Taxas antecipadas da prefeitura e valores da Jucepa acima da média nacional dificultam a formalização de novos negócios na capital paraense

O Liberal

Abrir uma empresa em Belém pode custar entre R$ 6 mil e R$ 7 mil para negócios de pequeno porte, valor significativamente superior ao praticado em municípios vizinhos como Ananindeua e Marituba. O levantamento, baseado em relatos de contadores e empreendedores locais, aponta que a capital paraense impõe taxas municipais elevadas e exige pagamentos antecipados que sobrecarregam o capital inicial de quem deseja empreender. O cenário contrasta com outras capitais brasileiras, como Goiânia, onde o processo é mais barato e ágil.

O contador Marlos Dias explica que a Prefeitura de Belém é o principal fator de encarecimento do processo, superando até os custos da Junta Comercial do Estado do Pará (Jucepa). Segundo ele, enquanto a taxa de inscrição municipal na capital custa R$ 410,08, em cidades vizinhas o valor é menor ou inexistente no ato da abertura. Além disso, a prefeitura exige o pagamento de licenças ambientais que podem variar de R$ 800 a R$ 1.500, dependendo da atividade econômica.

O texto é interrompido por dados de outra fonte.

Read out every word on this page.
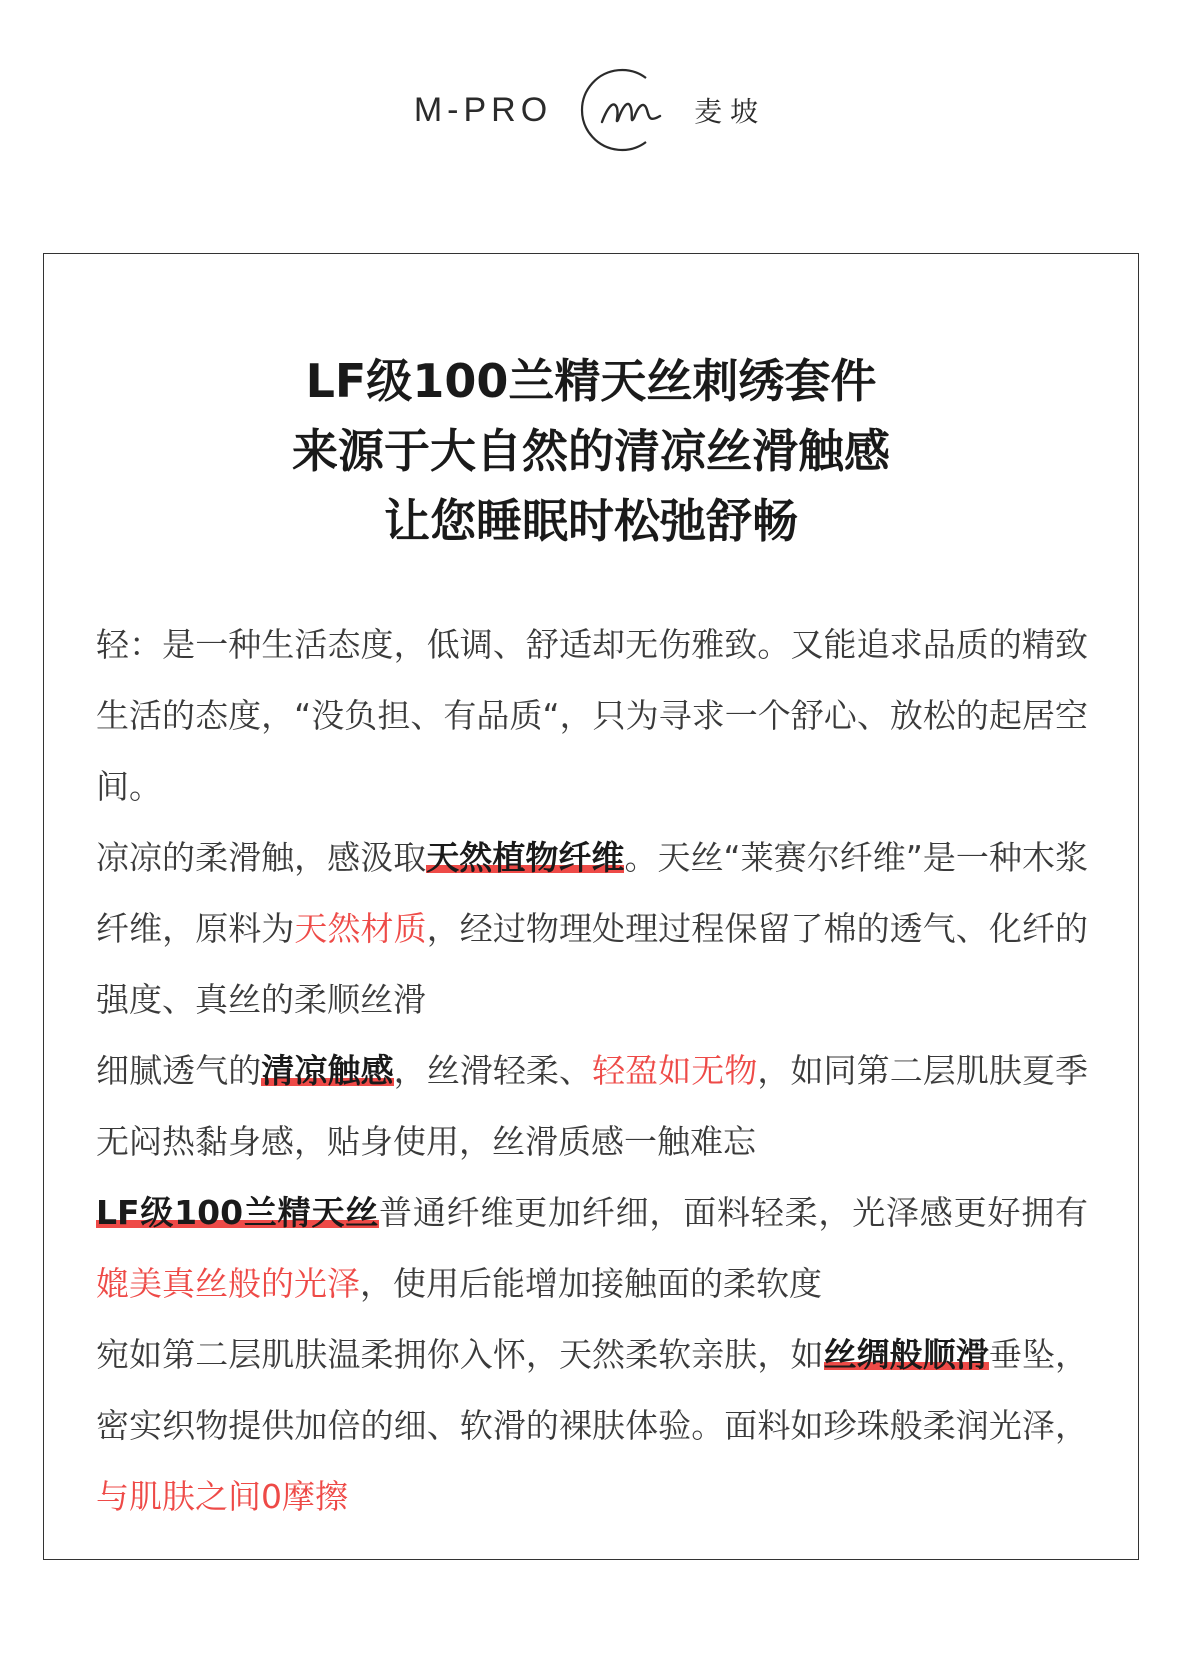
M-PRO	麦坡
LF级100兰精天丝刺绣套件
来源于大自然的清凉丝滑触感
让您睡眠时松弛舒畅

轻：是一种生活态度，低调、舒适却无伤雅致。又能追求品质的精致生活的态度，“没负担、有品质“，只为寻求一个舒心、放松的起居空间。

凉凉的柔滑触，感汲取天然植物纤维。天丝“莱赛尔纤维”是一种木浆纤维，原料为天然材质，经过物理处理过程保留了棉的透气、化纤的强度、真丝的柔顺丝滑

细腻透气的清凉触感，丝滑轻柔、轻盈如无物，如同第二层肌肤夏季无闷热黏身感，贴身使用，丝滑质感一触难忘

LF级100兰精天丝普通纤维更加纤细，面料轻柔，光泽感更好拥有媲美真丝般的光泽，使用后能增加接触面的柔软度

宛如第二层肌肤温柔拥你入怀，天然柔软亲肤，如丝绸般顺滑垂坠，密实织物提供加倍的细、软滑的裸肤体验。面料如珍珠般柔润光泽，与肌肤之间0摩擦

"O que mais me deparo é com licenças ambientais, cujas taxas passam de R$ 1 mil para o cliente pagar. Se somar na ponta do lápis, para abrir uma empresa aqui em Belém hoje, o valor chega na casa de R$ 6 mil ou R$ 7 mil", afirma Marlos Dias.

image Marlos Dias, contador (Carmem Helena / O Liberal)

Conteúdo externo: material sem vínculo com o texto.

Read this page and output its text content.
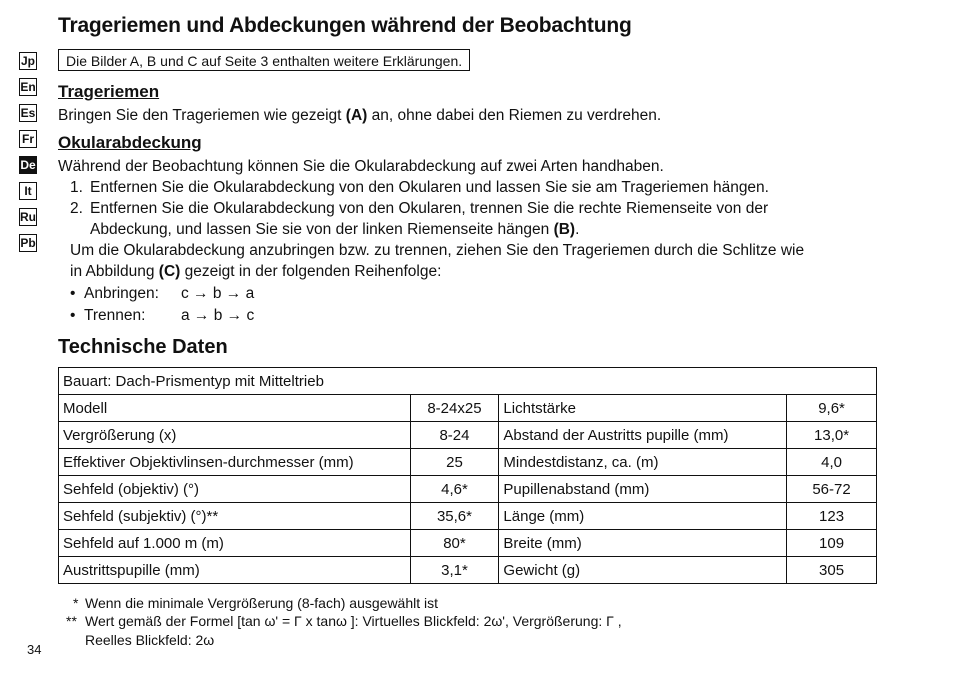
Trageriemen und Abdeckungen während der Beobachtung
Die Bilder A, B und C auf Seite 3 enthalten weitere Erklärungen.
Jp
En
Es
Fr
De
It
Ru
Pb
Trageriemen
Bringen Sie den Trageriemen wie gezeigt (A) an, ohne dabei den Riemen zu verdrehen.
Okularabdeckung
Während der Beobachtung können Sie die Okularabdeckung auf zwei Arten handhaben.
1. Entfernen Sie die Okularabdeckung von den Okularen und lassen Sie sie am Trageriemen hängen.
2. Entfernen Sie die Okularabdeckung von den Okularen, trennen Sie die rechte Riemenseite von der
Abdeckung, und lassen Sie sie von der linken Riemenseite hängen (B).
Um die Okularabdeckung anzubringen bzw. zu trennen, ziehen Sie den Trageriemen durch die Schlitze wie
in Abbildung (C) gezeigt in der folgenden Reihenfolge:
• Anbringen: c → b → a
• Trennen: a → b → c
Technische Daten
Bauart: Dach-Prismentyp mit Mitteltrieb			
Modell	8-24x25	Lichtstärke	9,6*
Vergrößerung (x)	8-24	Abstand der Austritts pupille (mm)	13,0*
Effektiver Objektivlinsen-durchmesser (mm)	25	Mindestdistanz, ca. (m)	4,0
Sehfeld (objektiv) (°)	4,6*	Pupillenabstand (mm)	56-72
Sehfeld (subjektiv) (°)**	35,6*	Länge (mm)	123
Sehfeld auf 1.000 m (m)	80*	Breite (mm)	109
Austrittspupille (mm)	3,1*	Gewicht (g)	305
* Wenn die minimale Vergrößerung (8-fach) ausgewählt ist
** Wert gemäß der Formel [tan ω' = Γ x tanω ]: Virtuelles Blickfeld: 2ω', Vergrößerung: Γ ,
Reelles Blickfeld: 2ω
34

Ele destaca que, em Belém, a taxa da Jucepa é de R$ 519, enquanto em Goiânia o valor é de R$ 198 e em Santa Catarina R$ 170.

Burocracia e falta de transparência dificultam novos negócios

Além dos altos valores, a burocracia no sistema municipal é um obstáculo para os novos empresários. Em Belém, o tempo médio para obter um CNPJ varia de 7 a 10 dias, enquanto em Ananindeua o processo leva cerca de quatro dias. Outro ponto crítico é a obrigatoriedade do pagamento à vista das taxas de alvará no ato da abertura, sem a opção de parcelamento oferecida a empresas já constituídas.

O empreendedor Danilo Souza, de 54 anos, está em processo de abertura de um pequeno comércio no ramo alimentício e relata ter gasto quase R$ 2 mil apenas em taxas iniciais.

"É uma burocracia grande. Já tive empresas em outros municípios, como Marituba e Ananindeua, onde é bem mais em conta. Em Belém, você tem que pagar vigilância sanitária, taxa de alvará e mais um outro valor; são três taxas que, somando, pesam muito para quem está iniciando", diz.

image Além dos altos valores, a burocracia no sistema municipal é um obstáculo para os novos empresários (Carmem Helena / O Liberal)

Cobrança por metragem total gera reclamações de usuários

Outra queixa comum entre os profissionais de contabilidade é a forma como a prefeitura calcula as taxas baseada no sequencial do IPTU. O sistema atual considera a metragem total do imóvel e não apenas a área utilizada pela sala comercial, o que potencializa os custos. "Infelizmente você acaba tendo que onerar isso no preço da mercadoria para tirar o investimento de volta. É um peso muito grande para o início de um negócio e cheguei a cogitar não abrir em Belém", acrescenta o empresário Danilo Souza.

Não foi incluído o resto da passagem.